То, прежнее отношение к Нюре, которое можно бы было назвать почти материнским, оно проснулось, заговорило громко. Она, Надя, должна бы была передать Нюре, впервые рожающей, свой опыт, но нечего было передавать: опыта не было, Нюра своевольно опередила ее в этом.
Роды ее будут не такими, как обычно; ей поможет в этом какой-то хирург Готовцев, которого не видала Надя и никак себе не представляла, но все равно, ведь ребенок почти уже доношен, сам просится в жизнь.
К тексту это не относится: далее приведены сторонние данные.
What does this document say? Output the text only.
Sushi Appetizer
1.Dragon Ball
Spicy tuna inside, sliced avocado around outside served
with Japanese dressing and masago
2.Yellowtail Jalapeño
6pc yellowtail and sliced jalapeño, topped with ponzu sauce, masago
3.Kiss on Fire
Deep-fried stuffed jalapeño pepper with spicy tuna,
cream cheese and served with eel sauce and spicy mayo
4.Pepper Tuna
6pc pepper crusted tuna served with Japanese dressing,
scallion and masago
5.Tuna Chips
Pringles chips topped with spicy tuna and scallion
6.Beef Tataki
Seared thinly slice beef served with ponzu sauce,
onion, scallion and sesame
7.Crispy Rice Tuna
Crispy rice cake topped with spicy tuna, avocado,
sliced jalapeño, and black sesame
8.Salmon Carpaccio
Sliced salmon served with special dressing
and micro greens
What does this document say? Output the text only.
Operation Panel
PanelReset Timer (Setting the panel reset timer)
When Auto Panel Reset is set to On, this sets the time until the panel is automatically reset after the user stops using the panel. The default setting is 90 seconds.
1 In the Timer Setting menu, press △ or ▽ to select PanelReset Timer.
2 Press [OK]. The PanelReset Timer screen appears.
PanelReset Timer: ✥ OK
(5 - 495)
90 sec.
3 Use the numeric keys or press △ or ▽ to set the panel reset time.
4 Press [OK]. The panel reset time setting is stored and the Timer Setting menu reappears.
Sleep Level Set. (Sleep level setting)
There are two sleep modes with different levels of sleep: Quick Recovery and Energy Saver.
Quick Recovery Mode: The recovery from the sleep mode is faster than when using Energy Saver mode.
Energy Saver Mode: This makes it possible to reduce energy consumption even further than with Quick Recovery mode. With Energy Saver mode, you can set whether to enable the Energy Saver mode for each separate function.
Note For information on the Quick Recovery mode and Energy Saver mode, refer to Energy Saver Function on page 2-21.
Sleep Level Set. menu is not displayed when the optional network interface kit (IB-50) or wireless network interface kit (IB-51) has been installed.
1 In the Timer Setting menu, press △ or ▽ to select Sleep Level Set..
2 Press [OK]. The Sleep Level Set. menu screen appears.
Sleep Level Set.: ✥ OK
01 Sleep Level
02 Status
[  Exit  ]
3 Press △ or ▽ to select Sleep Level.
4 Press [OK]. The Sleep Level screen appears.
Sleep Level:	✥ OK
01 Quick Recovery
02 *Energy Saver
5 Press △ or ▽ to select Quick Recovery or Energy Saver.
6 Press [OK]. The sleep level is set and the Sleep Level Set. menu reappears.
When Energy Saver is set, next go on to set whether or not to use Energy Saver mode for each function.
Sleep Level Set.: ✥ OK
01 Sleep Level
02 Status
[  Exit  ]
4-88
Нюра зачала его, Нюра питала его своею кровью, Нюра сберегла его в себе, и он появится так или иначе, и она будет матерью, — выполнит назначение женщины, а вот ей, Наде, этого не дано… Не то чтобы зависть к своей младшей сестре копошилась в сознании Нади, но что-то близкое к зависти, что-то похожее на нее…
И муж Нюры, моряк поневоле, нравился Наде, он был бесхитростный, простой, прочный в своем чувстве к жене… Беспокойной оказалась его служба во флоте, но все-таки гораздо лучше линейный корабль, чем окопы на фронте, — и здесь, значит, вынулся Нюре счастливый жребий… Да война уж идет к концу, это всеми чувствуется, это все уже понимают… Демонстрация у Зимнего дворца неизбежна. Сколько до нее? — несколько месяцев, не больше… И тогда картина Алексея Фомича (и ее) будет выставлена всенародно, — смотрите и удивляйтесь! — и муж Нюры, прапорщик флота Калугин, сбросит с себя морскую форму…
Иногда она забывалась, но тогда попадала в область таких непостижимо запутанных и нелепых снов, что, просыпаясь, никак не могла сразу догадаться, где она и что с нею. Потом опять начинала думать о Нюре и ее материнстве, пока не забывалась снова, чтобы кружиться в вихре неведомо откуда бравшихся снов.
И когда она ясно услышала грохот, как будто ударил гром теперь, в октябре, и когда звякнули стекла в окне, а сама она будто подбросилась на койке всем телом, — это Надя тоже сочла было нелепым сном, но, открыв глаза, увидела, что Алексей Фомич уже осветил свою лохматую голову зажженной им спичкой.
— Что это значит, а? — спросила Надя и села на койке.
— Что?.. Не знаю… «Гебен», может быть, а? — пытался догадаться Алексей Фомич.
— Свечку зажги!
— Ищу ее… Не знаю, куда делась…
Огарок свечки коридорный им поставил, предупредив с вечера, что электричество у них горит только до двенадцати часов, но теперь, ошеломленные громом, нашли они этот огарок с трудом, а когда зажгли его, услышали бегущих по коридору людей.
— Значит, и нам бежать надо! — решил Сыромолотов. — Одевайся скорее! Это не иначе, как «Гебен»… Неймется им, негодяям!
— Васька! Васька, черт окаянный! — закричал кто-то, пробегая мимо их двери.
— Надо умываться! — Надя бросилась к умывальнику.
Но в умывальнике не было воды: она забыла, что истратила ее всю еще с вечера. А Алексей Фомич поспешно одевался. Начала проворно одеваться и Надя.